A.M. Best: Domestic Captives Industry Stable; Leverage Remains A Concern

Trends in premium volume, loss reserves and admitted assets show that the captive insurance industry has reached a level of stability as it absorbs the benefits of the recent hard market while coping with legacy issues still affecting some within the industry, according to a special report released by A.M. Best Co.

Over the five years through 2004, net premiums written grew by 56 percent, but only by 3.6 percent in the past year. Loss reserves and admitted assets grew by 39.6 percent and 28.7 percent, respectively, over the past five years. The industry maintained the pattern in 2004 with growth rates of 6.0 percent and 5.9 percent, respectively. These may be signs of more business remaining in the commercial market or more relaxed pricing by the captives even while loss reserves are growing.

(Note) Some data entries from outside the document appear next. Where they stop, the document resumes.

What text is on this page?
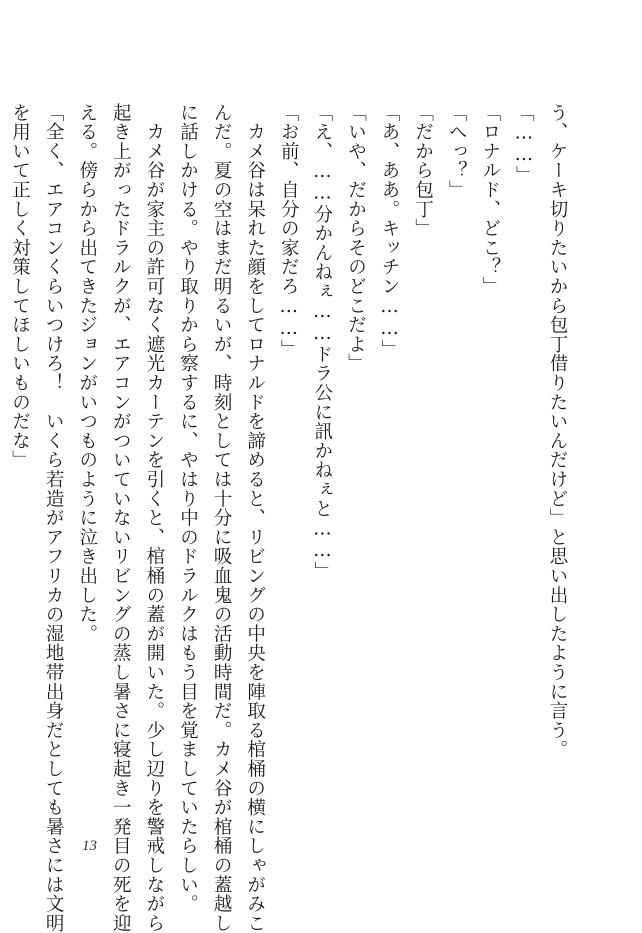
う、ケーキ切りたいから包丁借りたいんだけど」と思い出したように言う。
「……」
「ロナルド、どこ？」
「へっ？」
「だから包丁」
「あ、ああ。キッチン……」
「いや、だからそのどこだよ」
「え、……分かんねぇ……ドラ公に訊かねぇと……」
「お前、自分の家だろ……」
　カメ谷は呆れた顔をしてロナルドを諦めると、リビングの中央を陣取る棺桶の横にしゃがみこ
んだ。夏の空はまだ明るいが、時刻としては十分に吸血鬼の活動時間だ。カメ谷が棺桶の蓋越し
に話しかける。やり取りから察するに、やはり中のドラルクはもう目を覚ましていたらしい。
　カメ谷が家主の許可なく遮光カーテンを引くと、棺桶の蓋が開いた。少し辺りを警戒しながら
起き上がったドラルクが、エアコンがついていないリビングの蒸し暑さに寝起き一発目の死を迎
える。傍らから出てきたジョンがいつものように泣き出した。
「全く、エアコンくらいつけろ！　いくら若造がアフリカの湿地帯出身だとしても暑さには文明
を用いて正しく対策してほしいものだな」
13
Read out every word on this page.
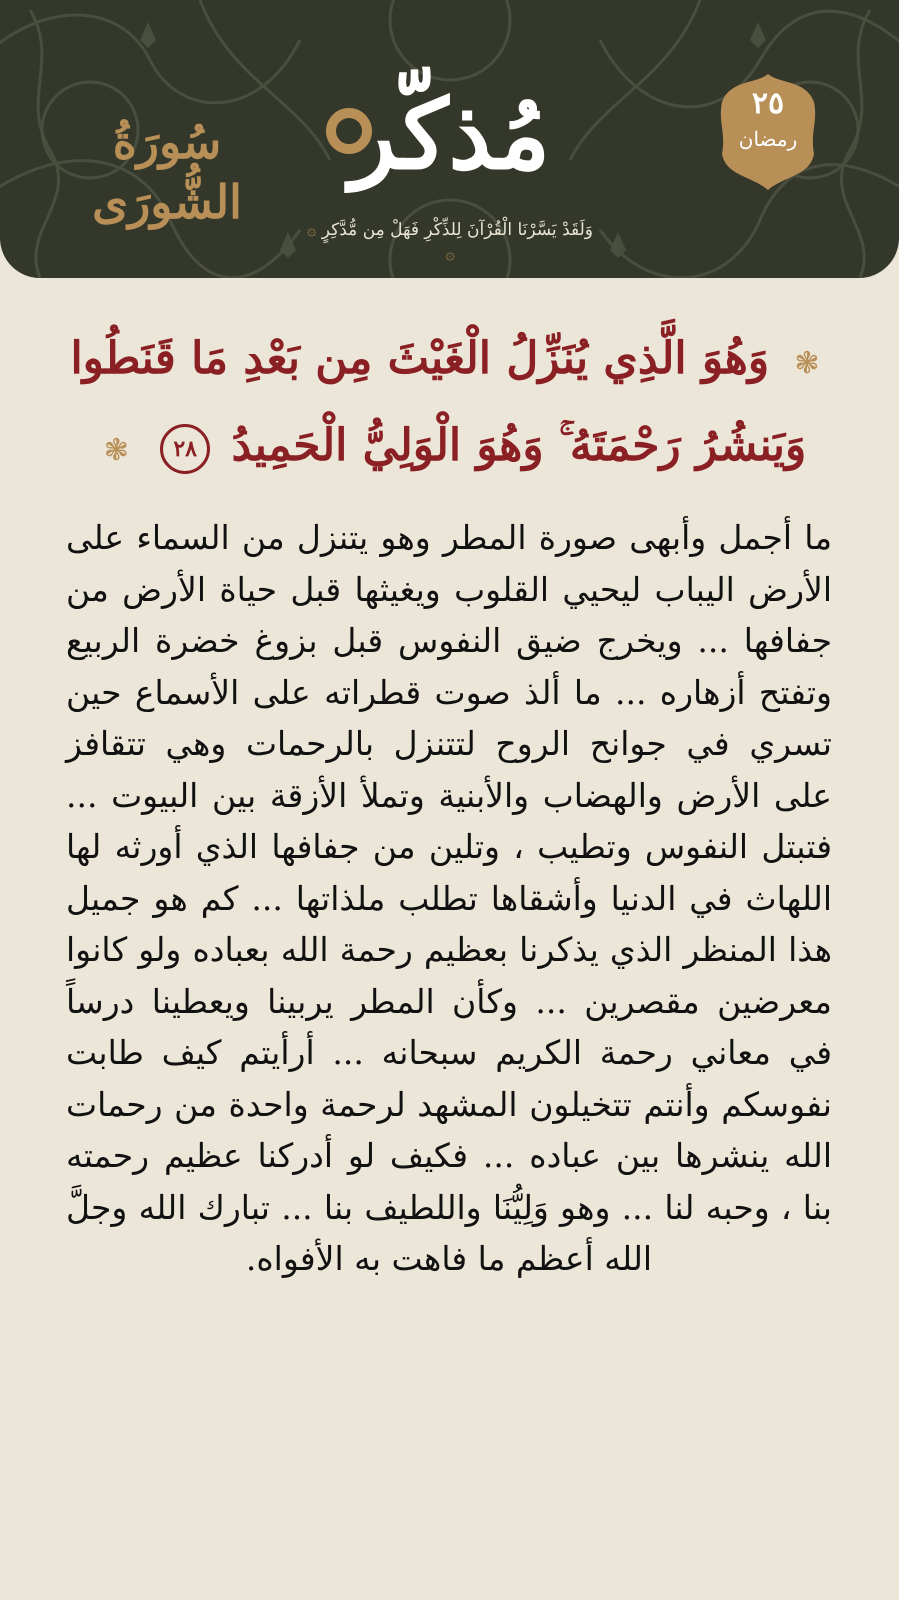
سُورَةُ الشُّورَى
مُذكّر
۞ وَلَقَدْ يَسَّرْنَا الْقُرْآنَ لِلذِّكْرِ فَهَلْ مِن مُّدَّكِرٍ ۞
٢٥
رمضان
❃ وَهُوَ الَّذِي يُنَزِّلُ الْغَيْثَ مِن بَعْدِ مَا قَنَطُوا وَيَنشُرُ رَحْمَتَهُ ۚ وَهُوَ الْوَلِيُّ الْحَمِيدُ ٢٨ ❃
ما أجمل وأبهى صورة المطر وهو يتنزل من السماء على الأرض اليباب ليحيي القلوب ويغيثها قبل حياة الأرض من جفافها ... ويخرج ضيق النفوس قبل بزوغ خضرة الربيع وتفتح أزهاره ... ما ألذ صوت قطراته على الأسماع حين تسري في جوانح الروح لتتنزل بالرحمات وهي تتقافز على الأرض والهضاب والأبنية وتملأ الأزقة بين البيوت ... فتبتل النفوس وتطيب ، وتلين من جفافها الذي أورثه لها اللهاث في الدنيا وأشقاها تطلب ملذاتها ... كم هو جميل هذا المنظر الذي يذكرنا بعظيم رحمة الله بعباده ولو كانوا معرضين مقصرين ... وكأن المطر يربينا ويعطينا درساً في معاني رحمة الكريم سبحانه ... أرأيتم كيف طابت نفوسكم وأنتم تتخيلون المشهد لرحمة واحدة من رحمات الله ينشرها بين عباده ... فكيف لو أدركنا عظيم رحمته بنا ، وحبه لنا ... وهو وَلِيُّنَا واللطيف بنا ... تبارك الله وجلَّ الله أعظم ما فاهت به الأفواه.
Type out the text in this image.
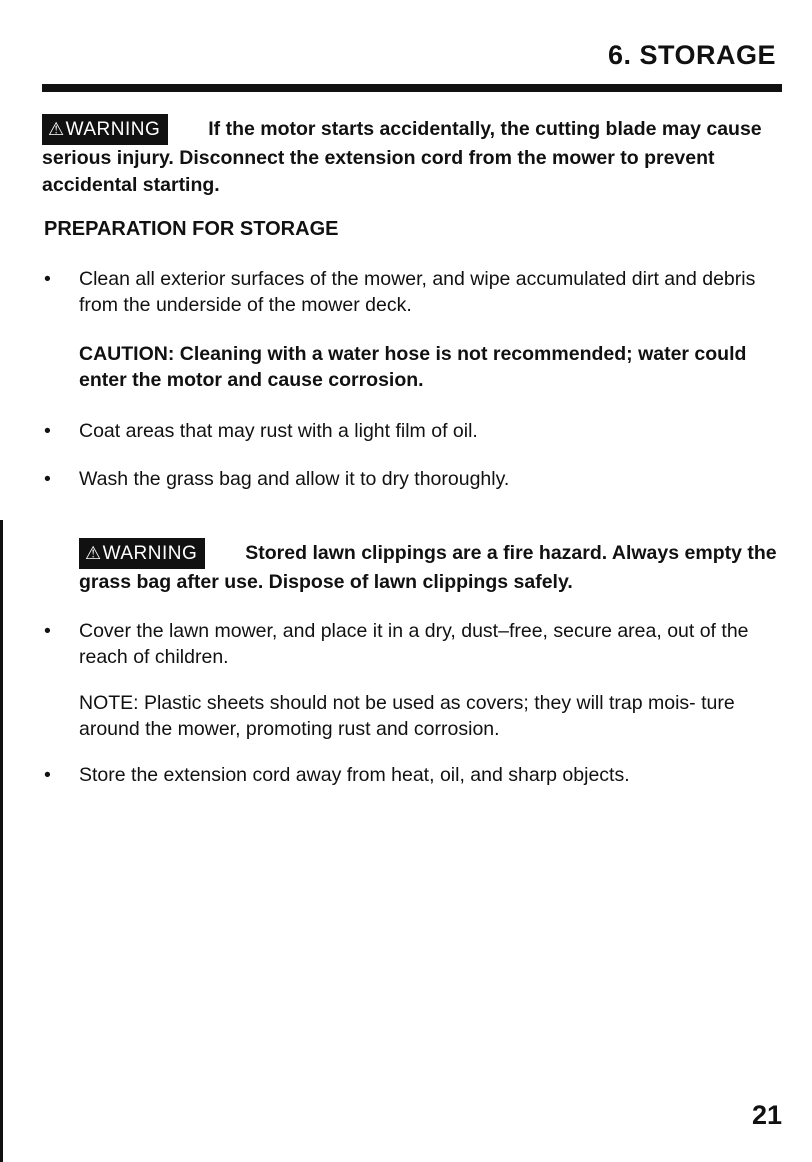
6. STORAGE
⚠WARNING If the motor starts accidentally, the cutting blade may cause serious injury. Disconnect the extension cord from the mower to prevent accidental starting.
PREPARATION FOR STORAGE
• Clean all exterior surfaces of the mower, and wipe accumulated dirt and debris from the underside of the mower deck.
CAUTION: Cleaning with a water hose is not recommended; water could enter the motor and cause corrosion.
• Coat areas that may rust with a light film of oil.
• Wash the grass bag and allow it to dry thoroughly.
⚠WARNING Stored lawn clippings are a fire hazard. Always empty the grass bag after use. Dispose of lawn clippings safely.
• Cover the lawn mower, and place it in a dry, dust–free, secure area, out of the reach of children.
NOTE: Plastic sheets should not be used as covers; they will trap mois- ture around the mower, promoting rust and corrosion.
• Store the extension cord away from heat, oil, and sharp objects.

21
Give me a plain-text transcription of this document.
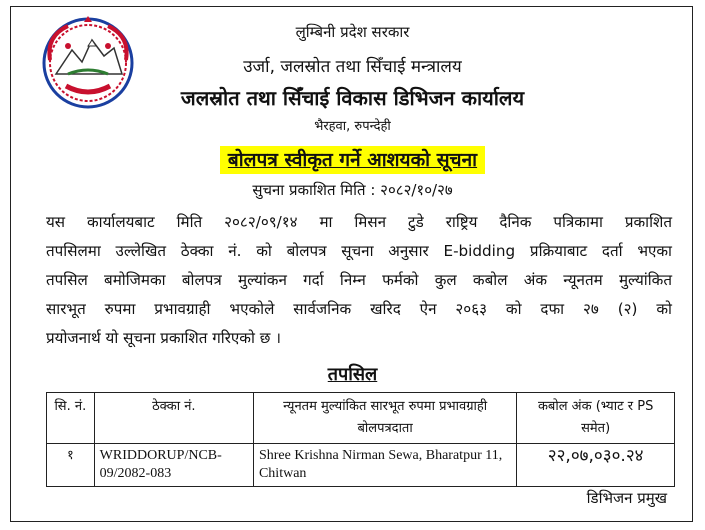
लुम्बिनी प्रदेश सरकार
उर्जा, जलस्रोत तथा सिँचाई मन्त्रालय
जलस्रोत तथा सिँचाई विकास डिभिजन कार्यालय
भैरहवा, रुपन्देही
बोलपत्र स्वीकृत गर्ने आशयको सूचना
सुचना प्रकाशित मिति : २०८२/१०/२७
यस कार्यालयबाट मिति २०८२/०९/१४ मा मिसन टुडे राष्ट्रिय दैनिक पत्रिकामा प्रकाशित
तपसिलमा उल्लेखित ठेक्का नं. को बोलपत्र सूचना अनुसार E-bidding प्रक्रियाबाट दर्ता भएका
तपसिल बमोजिमका बोलपत्र मुल्यांकन गर्दा निम्न फर्मको कुल कबोल अंक न्यूनतम मुल्यांकित
सारभूत रुपमा प्रभावग्राही भएकोले सार्वजनिक खरिद ऐन २०६३ को दफा २७ (२) को
प्रयोजनार्थ यो सूचना प्रकाशित गरिएको छ ।
तपसिल
सि. नं.	ठेक्का नं.	न्यूनतम मुल्यांकित सारभूत रुपमा प्रभावग्राही बोलपत्रदाता	कबोल अंक (भ्याट र PS समेत)
१	WRIDDORUP/NCB-09/2082-083	Shree Krishna Nirman Sewa, Bharatpur 11, Chitwan	२२,०७,०३०.२४
डिभिजन प्रमुख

Of concern, however, is that while the aggregate growth in surplus kept pace in the past year with an 8.3 percent increase, the five-year cumulative growth was a mere 0.7 percent. As a result, while the underwriting risk covered by captives has grown, it has come at the cost of increasing leverage over the five-year period. Nonetheless, it can be argued owners are using their captives more efficiently and that they still are operated in a more conservative manner than the insurance market in general.

Further dynamics in the generation of surplus include the large amount of contributed capital placed into captives during 2000, which then tapered off significantly in the following years. Stockholder dividends, though varying considerably during the period, generally exceeded the contributed capital amounts. In addition, unrealized capital losses severely affected surplus in the years 2000 through 2002, while unrealized gains provided sizable boosts to surplus in 2003 and 2004.

Though price firming in some segments already had occurred previously, the events of Sept. 11, 2001, further hardened the commercial market, triggering pricing dislocations and coverage availability issues. This had the immediate effect of increasing fronting and reinsurance costs for captives, but it provided pricing and growth opportunities as well.